Dynamic Client

Background

Traditional approaches to rendering raster datasets in the browser involve the creation of tiles in a pixelated image format like PNG or JPEG. These tiles can be pre-generated or created by a tiling server on demand, as described in the tiling approach chapter. While the image tiles are fast to load and easy to render, tiling offers limited flexibility for dynamically customizing visualizations based on user input. In contrast, dynamic client leverages Zarr to render the data directly using WebGL rather than through an intermediate layer. The Zarr format is ideal for direct rendering in the browser because the chunks of a Zarr dataset serve a similar purpose to the tiles of a web map. In addition, data can be chunked across non-spatial dimensions like time, which removes the requirement of generating individual tiles per time step.

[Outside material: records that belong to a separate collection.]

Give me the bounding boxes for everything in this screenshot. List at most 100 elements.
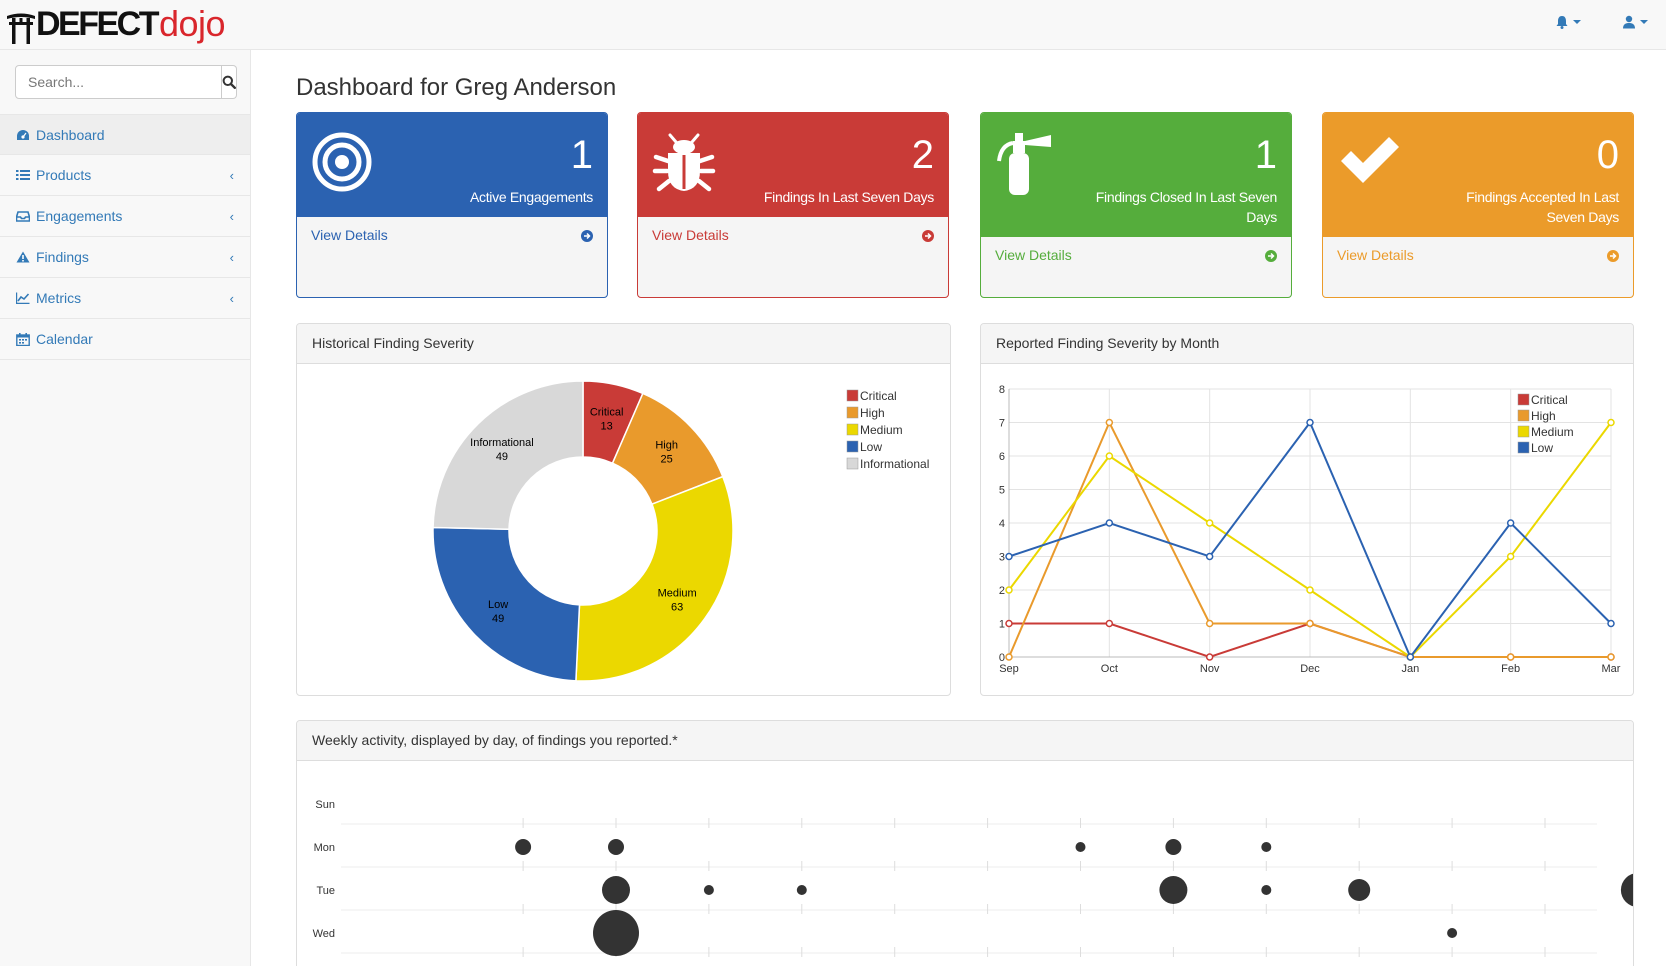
legend-label: Low <box>1531 441 1553 455</box>
user-menu[interactable] <box>1622 15 1648 29</box>
search-button[interactable] <box>222 65 237 99</box>
y-tick-label: 4 <box>999 518 1005 530</box>
slice-label: Medium <box>658 588 697 600</box>
x-tick-label: Mar <box>1602 663 1621 675</box>
stat-label-line: Days <box>1246 209 1277 225</box>
view-details-label: View Details <box>995 247 1072 263</box>
donut-slice-low <box>432 526 581 682</box>
bullseye-icon <box>312 132 372 192</box>
sidebar: Dashboard Products ‹ Engagements ‹ <box>0 50 251 966</box>
weekly-activity-panel: Weekly activity, displayed by day, of fi… <box>296 720 1634 966</box>
fire-extinguisher-icon <box>997 133 1051 195</box>
series-point <box>1607 653 1615 661</box>
sidebar-item-metrics[interactable]: Metrics ‹ <box>0 278 250 319</box>
stat-card-header: 1 Findings Closed In Last Seven Days <box>981 113 1291 237</box>
legend-swatch <box>846 457 859 470</box>
view-details-label: View Details <box>1337 247 1414 263</box>
search-form <box>15 65 237 99</box>
slice-value: 49 <box>492 613 504 625</box>
activity-dot <box>796 885 807 895</box>
series-point <box>1306 418 1314 427</box>
legend-swatch <box>846 406 859 419</box>
y-tick-label: 8 <box>999 384 1005 396</box>
view-details-link[interactable]: View Details <box>297 217 607 297</box>
view-details-link[interactable]: View Details <box>981 237 1291 297</box>
activity-dot <box>602 876 630 904</box>
series-point <box>1406 653 1415 661</box>
slice-label: High <box>655 440 678 452</box>
series-point <box>1205 653 1214 661</box>
slice-label: Low <box>488 599 508 611</box>
view-details-link[interactable]: View Details <box>638 217 948 297</box>
series-point <box>1005 619 1013 628</box>
severity-line-chart: 0 1 2 3 4 5 6 7 8 Sep Oct Nov Dec Jan Feb Mar Critical Hi… <box>999 384 1621 675</box>
bell-icon <box>1556 16 1568 29</box>
stat-label-line: Active Engagements <box>469 189 593 205</box>
stat-card-findings-seven-days: 2 Findings In Last Seven Days View Detai… <box>637 112 949 298</box>
x-tick-label: Oct <box>1101 663 1118 675</box>
arrow-circle-right-icon <box>1607 250 1619 262</box>
series-point <box>1005 552 1013 561</box>
calendar-icon <box>16 332 30 346</box>
activity-dot <box>1447 928 1458 938</box>
search-icon <box>222 75 236 89</box>
legend-label: Critical <box>1531 393 1568 407</box>
arrow-circle-right-icon <box>922 230 934 242</box>
series-point <box>1506 552 1515 561</box>
legend-label: Medium <box>860 423 903 437</box>
activity-dot <box>703 885 714 895</box>
stat-label: Active Engagements <box>470 187 593 207</box>
y-tick-label: 7 <box>999 418 1005 430</box>
series-point <box>1607 418 1615 427</box>
donut-slice-informational <box>432 380 584 531</box>
slice-label: Critical <box>590 406 624 418</box>
legend-label: High <box>860 406 885 420</box>
arrow-circle-right-icon <box>1265 250 1277 262</box>
stat-value: 1 <box>570 133 593 177</box>
x-tick-label: Jan <box>1401 663 1419 675</box>
stat-card-active-engagements: 1 Active Engagements View Details <box>296 112 608 298</box>
x-tick-label: Feb <box>1501 663 1520 675</box>
chevron-left-icon: ‹ <box>229 209 234 224</box>
sidebar-item-dashboard[interactable]: Dashboard <box>0 114 250 155</box>
stat-card-findings-closed: 1 Findings Closed In Last Seven Days Vie… <box>980 112 1292 298</box>
activity-dot <box>1261 842 1272 852</box>
chevron-down-icon <box>1640 20 1648 24</box>
arrow-circle-right-icon <box>581 230 593 242</box>
sidebar-item-products[interactable]: Products ‹ <box>0 155 250 196</box>
line-chart-icon <box>16 292 30 304</box>
sidebar-item-calendar[interactable]: Calendar <box>0 319 250 360</box>
view-details-link[interactable]: View Details <box>1323 237 1633 297</box>
slice-value: 25 <box>661 454 673 466</box>
logo-text-sub: dojo <box>159 3 226 44</box>
stat-label-line: Seven Days <box>1546 209 1620 225</box>
series-point <box>1607 619 1615 628</box>
legend-swatch <box>1517 425 1530 438</box>
stat-label-line: Findings In Last Seven Days <box>763 189 934 205</box>
y-tick-label: 2 <box>999 585 1005 597</box>
sidebar-item-findings[interactable]: Findings ‹ <box>0 237 250 278</box>
stat-value: 2 <box>911 133 934 177</box>
stat-value: 0 <box>1596 133 1619 177</box>
series-point <box>1005 586 1013 594</box>
bug-icon <box>652 133 716 192</box>
chevron-left-icon: ‹ <box>229 168 234 183</box>
series-point <box>1105 519 1114 527</box>
series-point <box>1205 619 1214 628</box>
search-input[interactable] <box>15 65 222 99</box>
panel-title: Weekly activity, displayed by day, of fi… <box>297 721 1633 761</box>
sidebar-item-label: Products <box>36 167 92 183</box>
x-tick-label: Dec <box>1300 663 1320 675</box>
sidebar-item-engagements[interactable]: Engagements ‹ <box>0 196 250 237</box>
inbox-icon <box>16 211 30 222</box>
slice-value: 63 <box>671 602 683 614</box>
severity-donut-chart: Critical 13 High 25 Medium 63 Low 49 Information… <box>432 380 929 682</box>
notifications-menu[interactable] <box>1555 15 1581 29</box>
y-tick-label: 1 <box>999 619 1005 631</box>
legend-swatch <box>846 389 859 402</box>
dashboard-icon <box>17 129 29 140</box>
series-point <box>1105 619 1114 628</box>
defectdojo-logo[interactable]: DEFECT dojo <box>6 3 226 44</box>
activity-dot <box>1075 842 1086 852</box>
legend-swatch <box>846 440 859 453</box>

Lastly, Zarr is a cloud-optimized data format that allows for fast, parallel reading and writing from object storage.

The dynamic client approach leverages pyramids created with the ndpyramid package in order to performantly render data at multiple zoom levels. The approach loads Zarr data using the zarr-js JavaScript library and renders the fetched chunks via WebGL using the regl library. The open-source library called @carbonplan/maps provides a small set of React components for loading and rendering Zarr data using this approach and supports rendering traditional vector layers side-by-side using mapbox-gl-js.

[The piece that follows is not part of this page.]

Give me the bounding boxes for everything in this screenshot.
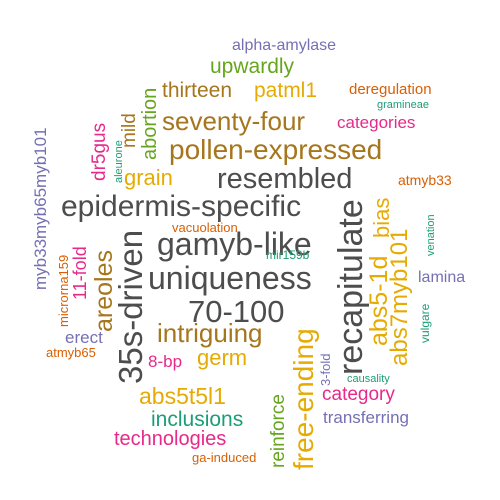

CarbonPlan has used this approach to quickly develop visualizations for climate science (some example visualizations).

Zarr V2 vs V3

Historically, building these visualizations has required creating a second, visualization-specific copy of the data. The primary factor being the gap between the low limit of request sizes that can be reasonably fetched by the browser (<10 MB) and the conventional Zarr chunk sizes (~100 MB) used for analysis. With the introduction of the sharding extension to the Zarr V3 spec, both access patterns can now be accommodated by a single dataset.

Pyramids

Pyramids are used to improve rendering performance for most web mapping approaches. Pyramids contain successively lower resolution versions of the same dataset, which are commonly referred to as zoom levels or overviews. When viewing the entire dataset, the coarsest zoom level can be quickly fetched and rendered. Finer zoom levels are smoothly fetched and rendered as the user zooms in.

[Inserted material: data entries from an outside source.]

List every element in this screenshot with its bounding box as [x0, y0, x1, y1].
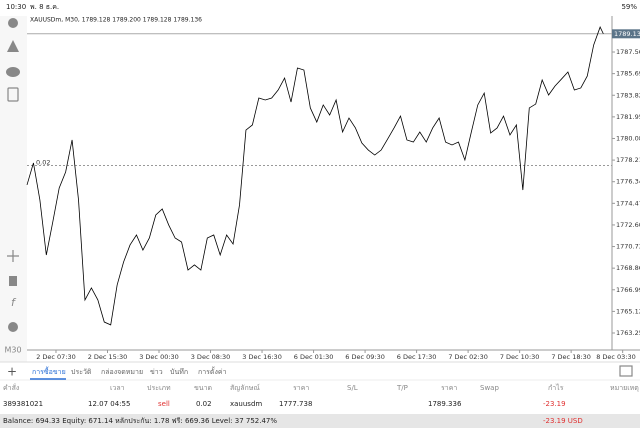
table-header: T/P [396, 384, 408, 392]
timeframe[interactable]: M30 [4, 346, 21, 355]
x-tick-label: 8 Dec 03:30 [596, 353, 636, 361]
tab[interactable]: การตั้งค่า [198, 365, 227, 376]
x-tick-label: 7 Dec 02:30 [448, 353, 488, 361]
y-tick-label: 1785.690 [616, 70, 640, 78]
y-tick-label: 1770.730 [616, 243, 640, 251]
balance-profit: -23.19 USD [543, 417, 583, 425]
table-cell[interactable]: 389381021 [3, 400, 43, 408]
table-header: ขนาด [194, 384, 212, 392]
crosshair-icon[interactable] [7, 250, 19, 262]
price-box [612, 29, 640, 39]
x-tick-label: 3 Dec 00:30 [139, 353, 179, 361]
y-tick-label: 1783.820 [616, 91, 640, 99]
y-tick-label: 1772.600 [616, 221, 640, 229]
x-tick-label: 2 Dec 07:30 [36, 353, 76, 361]
y-tick-label: 1774.470 [616, 199, 640, 207]
chart-title: XAUUSDm, M30, 1789.128 1789.200 1789.128… [30, 17, 202, 24]
chat-icon[interactable] [6, 67, 20, 77]
y-tick-label: 1765.120 [616, 307, 640, 315]
table-header: Swap [480, 384, 499, 392]
table-cell[interactable]: 0.02 [196, 400, 212, 408]
table-header: เวลา [110, 384, 125, 392]
order-label: 0.02 [36, 159, 50, 167]
price-label: 1789.136 [614, 30, 640, 38]
y-tick-label: 1776.340 [616, 178, 640, 186]
y-tick-label: 1763.250 [616, 329, 640, 337]
table-cell[interactable]: xauusdm [230, 400, 262, 408]
account-icon[interactable] [8, 18, 18, 28]
table-header: สัญลักษณ์ [230, 384, 260, 392]
table-header: กำไร [548, 383, 564, 392]
x-tick-label: 6 Dec 01:30 [294, 353, 334, 361]
x-tick-label: 2 Dec 15:30 [88, 353, 128, 361]
table-cell[interactable]: -23.19 [543, 400, 566, 408]
tab[interactable]: ข่าว [150, 368, 163, 376]
table-cell[interactable]: sell [158, 400, 170, 408]
x-tick-label: 6 Dec 09:30 [345, 353, 385, 361]
tab[interactable]: กล่องจดหมาย [101, 368, 143, 376]
status-time: 10:30 [6, 3, 26, 11]
table-cell[interactable]: 1789.336 [428, 400, 462, 408]
objects-icon[interactable] [8, 322, 18, 332]
tab[interactable]: ประวัติ [71, 368, 92, 376]
toolbar-icons: f [6, 18, 20, 332]
x-tick-label: 3 Dec 08:30 [191, 353, 231, 361]
table-cell[interactable]: 12.07 04:55 [88, 400, 130, 408]
tab[interactable]: บันทึก [170, 367, 188, 376]
y-tick-label: 1766.990 [616, 286, 640, 294]
y-tick-label: 1778.210 [616, 156, 640, 164]
price-line-series [26, 26, 604, 326]
table-header: หมายเหตุ [610, 384, 639, 392]
indicator-icon[interactable] [9, 276, 17, 286]
trade-icon[interactable] [7, 40, 19, 52]
table-header: ประเภท [147, 384, 171, 392]
menu-icon[interactable] [619, 365, 633, 377]
x-tick-label: 7 Dec 18:30 [551, 353, 591, 361]
add-button[interactable]: + [7, 365, 17, 379]
tab[interactable]: การซื้อขาย [32, 365, 66, 376]
table-header: คำสั่ง [3, 383, 19, 392]
status-battery: 59% [621, 3, 637, 11]
x-tick-label: 7 Dec 10:30 [500, 353, 540, 361]
x-tick-label: 6 Dec 17:30 [397, 353, 437, 361]
table-header: ราคา [293, 384, 309, 392]
table-cell[interactable]: 1777.738 [279, 400, 312, 408]
new-order-icon[interactable] [7, 87, 19, 102]
x-tick-label: 3 Dec 16:30 [242, 353, 282, 361]
status-date: พ. 8 ธ.ค. [30, 3, 59, 11]
table-header: S/L [347, 384, 358, 392]
table-header: ราคา [441, 384, 457, 392]
balance-bar [0, 414, 640, 428]
y-tick-label: 1781.950 [616, 113, 640, 121]
function-icon[interactable]: f [11, 296, 17, 309]
y-tick-label: 1768.860 [616, 264, 640, 272]
balance: Balance: 694.33 Equity: 671.14 หลักประกั… [3, 417, 277, 425]
y-tick-label: 1787.560 [616, 48, 640, 56]
y-tick-label: 1780.080 [616, 134, 640, 142]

The dynamic client approach currently relies on pyramids in the Zarr stores, although we will explore relaxing this requirement in the future. ndpyramid is a small Python package providing utilities for generating N-dimensional Zarr pyramids using Xarray. Ndpyramid currently generates pyramids through either reprojection or coarsening. The prior requirement of web mercator pyramids has been removed from the dynamic client approach in the interest of directly visualizing analysis-ready datasets. The data can be reprojected in the client itself instead.